Fixed ratio between x and y axes

It is possible to set the scaling of the axes to an equal ratio, with one visual unit being representing the same numeric unit on both axes. It is also possible to set them to ratios other than 1:1.

# Data where x ranges from 0-10, y ranges from 0-30
set.seed(202)
dat <- data.frame(
    xval = runif(40,0,10),
    yval = runif(40,0,30)
)
sp <- ggplot(dat, aes(xval, yval)) + geom_point()

# Force equal scaling
sp + coord_fixed()

# Equal scaling, with each 1 on the x axis the same length as y on x axis
sp + coord_fixed(ratio=1/3)

plot of chunk unnamed-chunk-15plot of chunk unnamed-chunk-15

Axis labels and text formatting

To set and hide the axis labels:

bp + theme(axis.title.x = element_blank()) +   # Remove x-axis label
     ylab("Weight (Kg)")                       # Set y-axis label

# Also possible to set the axis label with the scale
# Note that vertical space is still reserved for x's label
bp + scale_x_discrete(name="") +
     scale_y_continuous(name="Weight (Kg)")

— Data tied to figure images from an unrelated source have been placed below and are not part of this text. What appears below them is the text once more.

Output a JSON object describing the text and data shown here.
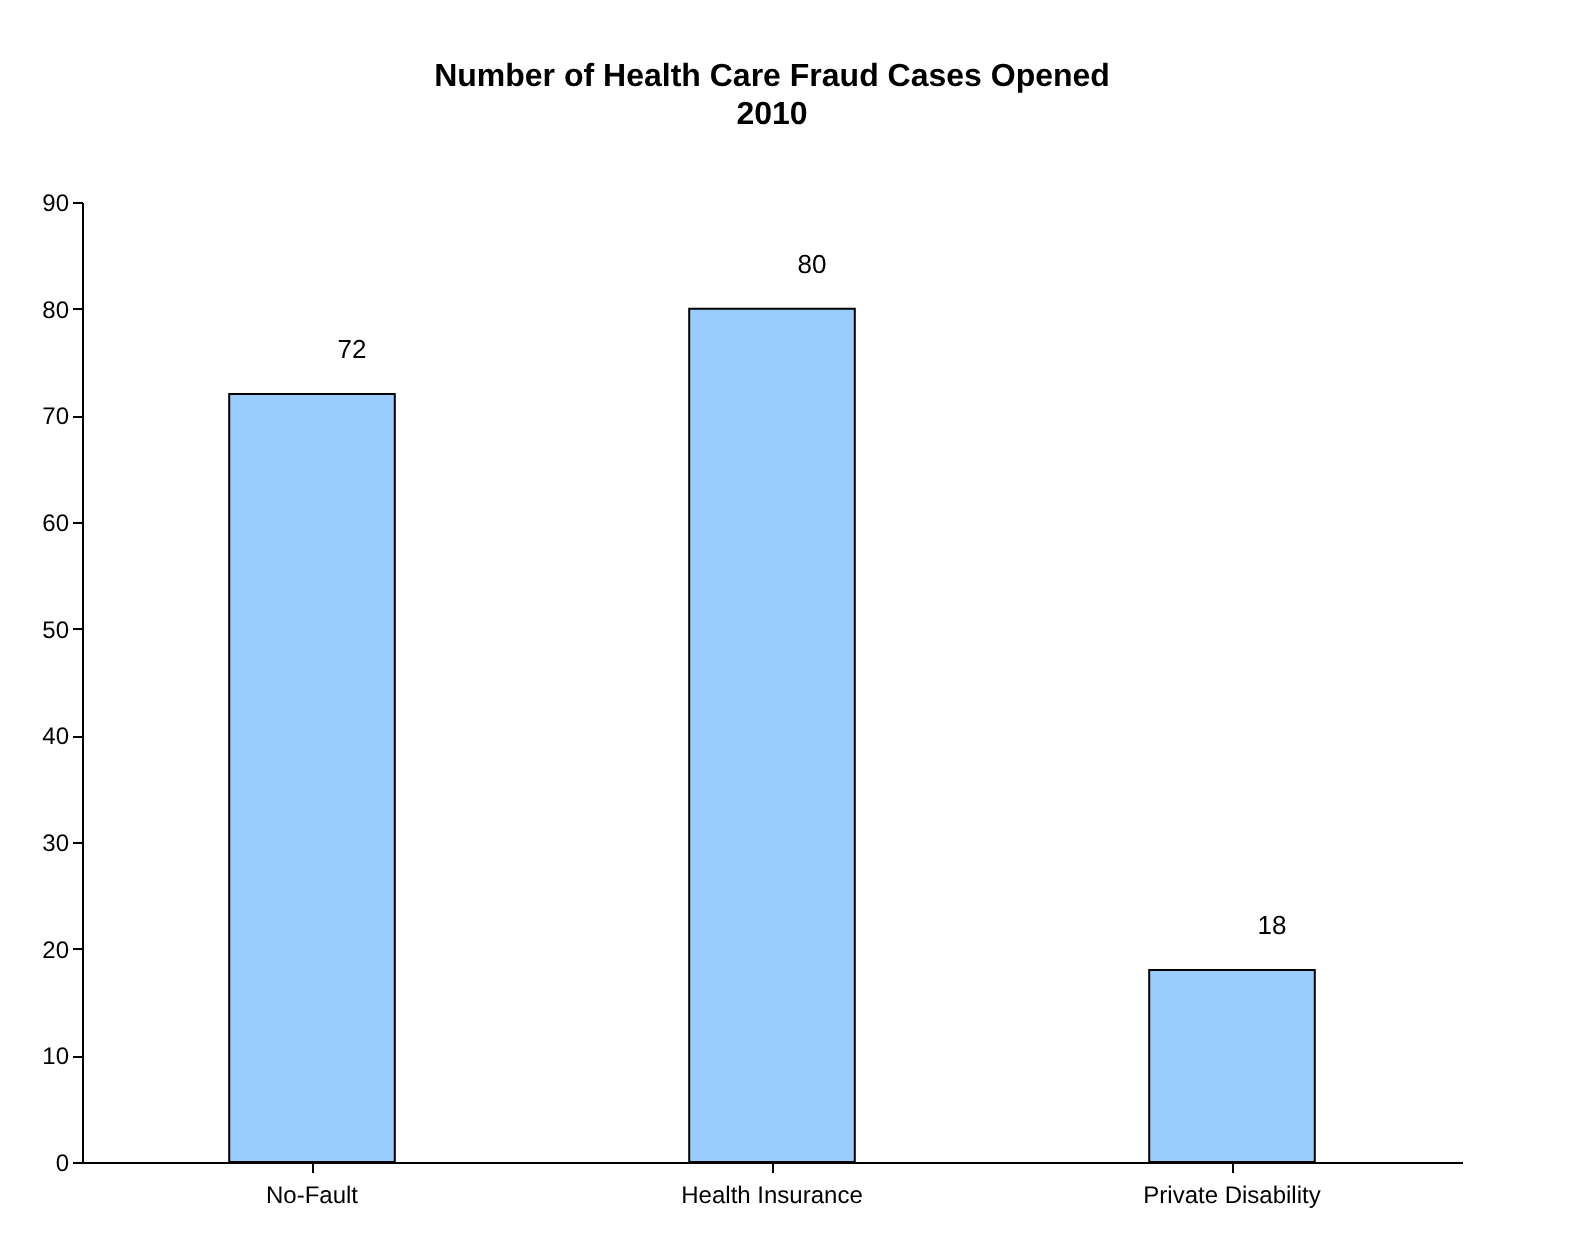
{
  "chart_data": {
    "type": "bar",
    "title": "Number of Health Care Fraud Cases Opened",
    "subtitle": "2010",
    "categories": [
      "No-Fault",
      "Health Insurance",
      "Private Disability"
    ],
    "values": [
      72,
      80,
      18
    ],
    "color": "#99ccff",
    "ylim": [
      0,
      90
    ],
    "yticks": [
      0,
      10,
      20,
      30,
      40,
      50,
      60,
      70,
      80,
      90
    ],
    "grid": false,
    "data_labels": true
  }
}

plot of chunk unnamed-chunk-16plot of chunk unnamed-chunk-16

To change the fonts, and rotate tick mark labels:

# Change font options:
# X-axis label: bold, red, and 20 points
# X-axis tick marks: rotate 90 degrees CCW, move to the left a bit (using vjust,
#   since the labels are rotated), and 16 points
bp + theme(axis.title.x = element_text(face="bold", colour="#990000", size=20),
           axis.text.x  = element_text(angle=90, vjust=0.5, size=16))

plot of chunk unnamed-chunk-17

Tick mark label text formatters

You may want to display your values as percents, or dollars, or in scientific notation. To do this you can use a formatter, which is a function that changes the text:

# Label formatters
library(scales)   # Need the scales package
bp + scale_y_continuous(labels=percent) +
     scale_x_discrete(labels=abbreviate)  # In this particular case, it has no effect

plot of chunk unnamed-chunk-18

Other useful formatters for continuous scales include comma, percent, dollar, and scientific. For discrete scales, abbreviate will remove vowels and spaces and shorten to four characters. For dates, use date_format.

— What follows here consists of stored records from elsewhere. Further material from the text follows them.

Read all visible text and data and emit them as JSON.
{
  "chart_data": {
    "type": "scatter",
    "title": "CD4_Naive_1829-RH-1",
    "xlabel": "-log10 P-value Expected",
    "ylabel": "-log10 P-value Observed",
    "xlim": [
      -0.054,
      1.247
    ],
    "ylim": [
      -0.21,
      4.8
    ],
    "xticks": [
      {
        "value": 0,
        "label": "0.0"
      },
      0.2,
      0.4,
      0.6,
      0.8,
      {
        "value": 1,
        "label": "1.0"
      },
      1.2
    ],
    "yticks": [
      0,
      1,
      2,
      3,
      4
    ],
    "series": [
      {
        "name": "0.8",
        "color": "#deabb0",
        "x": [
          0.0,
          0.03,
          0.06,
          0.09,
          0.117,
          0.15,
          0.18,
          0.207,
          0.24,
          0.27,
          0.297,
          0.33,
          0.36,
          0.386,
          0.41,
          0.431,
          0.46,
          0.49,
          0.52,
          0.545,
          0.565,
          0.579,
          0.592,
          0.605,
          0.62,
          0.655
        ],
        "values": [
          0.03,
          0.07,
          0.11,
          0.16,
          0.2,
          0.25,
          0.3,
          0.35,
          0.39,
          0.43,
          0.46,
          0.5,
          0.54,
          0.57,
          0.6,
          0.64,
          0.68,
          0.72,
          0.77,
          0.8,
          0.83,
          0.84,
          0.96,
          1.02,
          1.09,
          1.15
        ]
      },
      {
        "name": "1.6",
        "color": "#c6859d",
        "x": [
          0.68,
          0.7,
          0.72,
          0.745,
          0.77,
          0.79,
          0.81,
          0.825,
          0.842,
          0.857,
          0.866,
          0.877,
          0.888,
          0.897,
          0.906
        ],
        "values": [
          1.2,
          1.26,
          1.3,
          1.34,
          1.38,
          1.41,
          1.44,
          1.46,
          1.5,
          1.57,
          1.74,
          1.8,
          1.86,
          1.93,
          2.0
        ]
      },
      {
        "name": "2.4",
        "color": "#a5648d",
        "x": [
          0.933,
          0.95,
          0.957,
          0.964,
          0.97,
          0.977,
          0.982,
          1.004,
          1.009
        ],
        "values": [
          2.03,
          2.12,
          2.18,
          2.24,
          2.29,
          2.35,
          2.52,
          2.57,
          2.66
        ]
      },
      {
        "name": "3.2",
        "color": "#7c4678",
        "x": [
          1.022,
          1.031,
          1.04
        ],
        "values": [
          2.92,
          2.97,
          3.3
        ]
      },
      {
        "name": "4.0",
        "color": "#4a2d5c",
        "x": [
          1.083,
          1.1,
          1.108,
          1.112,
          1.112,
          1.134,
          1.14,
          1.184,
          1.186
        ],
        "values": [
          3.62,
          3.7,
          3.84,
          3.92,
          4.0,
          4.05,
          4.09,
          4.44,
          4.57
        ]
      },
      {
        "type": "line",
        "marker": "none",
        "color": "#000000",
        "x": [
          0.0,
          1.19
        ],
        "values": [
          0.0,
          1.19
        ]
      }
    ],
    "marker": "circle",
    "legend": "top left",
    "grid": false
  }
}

Sometimes you may need to create your own formatting function. This one will display numeric minutes in HH:MM:SS format.

# Self-defined formatting function for times.
timeHMS_formatter <- function(x) {
    h <- floor(x/60)
    m <- floor(x %% 60)
    s <- round(60*(x %% 1))                   # Round to nearest second
    lab <- sprintf('%02d:%02d:%02d', h, m, s) # Format the strings as HH:MM:SS
    lab <- gsub('^00:', '', lab)              # Remove leading 00: if present
    lab <- gsub('^0', '', lab)                # Remove leading 0 if present
}

bp + scale_y_continuous(label=timeHMS_formatter)

plot of chunk unnamed-chunk-19

Hiding gridlines

To hide all gridlines, both vertical and horizontal:

# Hide all the gridlines
bp + theme(panel.grid.minor=element_blank(),
           panel.grid.major=element_blank())

# Hide just the minor gridlines
bp + theme(panel.grid.minor=element_blank())

plot of chunk unnamed-chunk-20plot of chunk unnamed-chunk-20

It’s also possible to hide just the vertical or horizontal gridlines:

# Hide all the vertical gridlines
bp + theme(panel.grid.minor.x=element_blank(),
           panel.grid.major.x=element_blank())

# Hide all the horizontal gridlines
bp + theme(panel.grid.minor.y=element_blank(),
           panel.grid.major.y=element_blank())

plot of chunk unnamed-chunk-21plot of chunk unnamed-chunk-21